Over the past several months, measles outbreaks have been rising to rates not seen in years. Outbreaks in Washington and New York have surpassed the total number of cases seen in 2018, according to the CDC.
In Washington, nearly 75 cases have been confirmed this year. And in New York, two separate outbreaks have brought about more than 350 confirmed cases. 214 have been confirmed in Queens and Brooklyn, with 155 more in the New York City suburb of Rockland County.
According to epidemiologist Jeff Doerr, these larger outbreaks are generally seen in areas where people avoid immunizations.
“With these groups, it’s around groups that have chosen not be vaccinated, either from religious purposes or own personal beliefs.”
In New York, many of the cases have involved Orthodox Jewish communities, according to the city.
Due to the fact that measles is so highly contagious, Doerr says the spread will expand quickly in areas with high numbers of people who are unvaccinated.
Rockland County declared a state of emergency on Tuesday, banning all unvaccinated children, under the age of 18, from public places.
Vaccinated or not, there is still a chance of you getting and spreading the disease.
The disease can be spread four days before symptoms even show up. In fact, you can spread the disease to someone without even being in the room with them.

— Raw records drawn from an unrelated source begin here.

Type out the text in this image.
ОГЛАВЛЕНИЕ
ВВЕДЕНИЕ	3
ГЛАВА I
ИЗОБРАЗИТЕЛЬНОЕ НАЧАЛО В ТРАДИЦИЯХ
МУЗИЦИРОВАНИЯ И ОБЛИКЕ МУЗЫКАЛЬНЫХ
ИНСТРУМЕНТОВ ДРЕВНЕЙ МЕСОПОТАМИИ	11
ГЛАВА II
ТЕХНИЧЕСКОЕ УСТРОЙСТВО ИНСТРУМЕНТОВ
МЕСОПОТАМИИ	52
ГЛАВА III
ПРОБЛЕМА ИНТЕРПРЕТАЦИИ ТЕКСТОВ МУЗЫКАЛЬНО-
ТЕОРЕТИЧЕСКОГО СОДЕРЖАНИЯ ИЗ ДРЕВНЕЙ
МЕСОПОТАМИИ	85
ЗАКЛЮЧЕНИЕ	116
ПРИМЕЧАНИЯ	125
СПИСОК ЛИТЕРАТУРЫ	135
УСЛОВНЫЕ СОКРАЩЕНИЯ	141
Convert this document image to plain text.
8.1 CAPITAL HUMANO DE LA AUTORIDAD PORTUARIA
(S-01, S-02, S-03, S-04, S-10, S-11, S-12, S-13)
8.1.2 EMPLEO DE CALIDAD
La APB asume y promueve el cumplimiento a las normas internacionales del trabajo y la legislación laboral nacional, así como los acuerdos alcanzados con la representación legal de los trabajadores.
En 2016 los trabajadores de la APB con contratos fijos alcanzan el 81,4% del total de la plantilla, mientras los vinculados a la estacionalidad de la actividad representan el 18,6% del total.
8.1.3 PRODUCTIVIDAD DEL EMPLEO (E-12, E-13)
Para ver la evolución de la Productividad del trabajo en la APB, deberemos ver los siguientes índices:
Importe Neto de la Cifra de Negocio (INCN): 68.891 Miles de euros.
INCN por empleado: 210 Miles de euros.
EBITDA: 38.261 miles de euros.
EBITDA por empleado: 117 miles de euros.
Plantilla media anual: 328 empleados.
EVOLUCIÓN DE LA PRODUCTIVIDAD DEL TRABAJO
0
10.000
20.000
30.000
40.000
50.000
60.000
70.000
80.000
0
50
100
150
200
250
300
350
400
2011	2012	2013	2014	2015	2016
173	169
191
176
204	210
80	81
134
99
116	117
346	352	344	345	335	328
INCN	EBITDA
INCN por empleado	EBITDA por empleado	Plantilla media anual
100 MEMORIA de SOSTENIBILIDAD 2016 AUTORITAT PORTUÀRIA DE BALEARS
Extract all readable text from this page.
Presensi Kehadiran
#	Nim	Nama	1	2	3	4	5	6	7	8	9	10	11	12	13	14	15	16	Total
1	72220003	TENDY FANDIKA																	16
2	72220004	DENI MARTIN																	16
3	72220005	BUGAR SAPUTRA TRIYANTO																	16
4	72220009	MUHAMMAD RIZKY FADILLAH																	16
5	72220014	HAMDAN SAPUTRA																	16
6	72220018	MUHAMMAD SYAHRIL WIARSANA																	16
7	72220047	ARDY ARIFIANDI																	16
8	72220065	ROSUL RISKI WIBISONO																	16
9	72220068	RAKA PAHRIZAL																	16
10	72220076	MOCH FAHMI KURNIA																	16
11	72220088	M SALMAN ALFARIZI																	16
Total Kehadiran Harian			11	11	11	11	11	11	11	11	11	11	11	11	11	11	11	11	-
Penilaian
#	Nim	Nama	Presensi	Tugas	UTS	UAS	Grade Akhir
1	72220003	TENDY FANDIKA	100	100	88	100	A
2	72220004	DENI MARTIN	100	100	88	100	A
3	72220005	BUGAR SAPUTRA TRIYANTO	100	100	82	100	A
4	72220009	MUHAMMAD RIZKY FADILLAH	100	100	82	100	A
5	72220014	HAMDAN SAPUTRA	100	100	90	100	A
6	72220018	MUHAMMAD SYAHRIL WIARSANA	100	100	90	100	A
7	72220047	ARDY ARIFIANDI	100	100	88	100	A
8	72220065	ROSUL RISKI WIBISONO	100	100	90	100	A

“You could be in a room, share it, you could leave that room and that virus is still viable for a couple more hours,” Doerr explained. “Someone could come in, for a couple hours later, and still pick that up.”
Doerr said that one dose is expected to be about 90 percent effective and with two doses that effectiveness increases to 97 percent.
Though no vaccine is 100 percent effective, Doerr said a measles vaccination is generally considered a difference maker due to the low rate of contraction.
“There’s some people that don’t respond to them and there’s lots of variables that come into play,” Doerr explained. “But overall, it’s still a really good, solid vaccine.”
Statistically speaking, those who are unvaccinated have a very good chance of contraction, should they come in contact with it.
“So if you take ten people, every single one’s unvaccinated, by statistics, nine of them are going to pick this up,” Doerr said.
Although there was an outbreak in neighboring Washington, no cases have been confirmed in Idaho.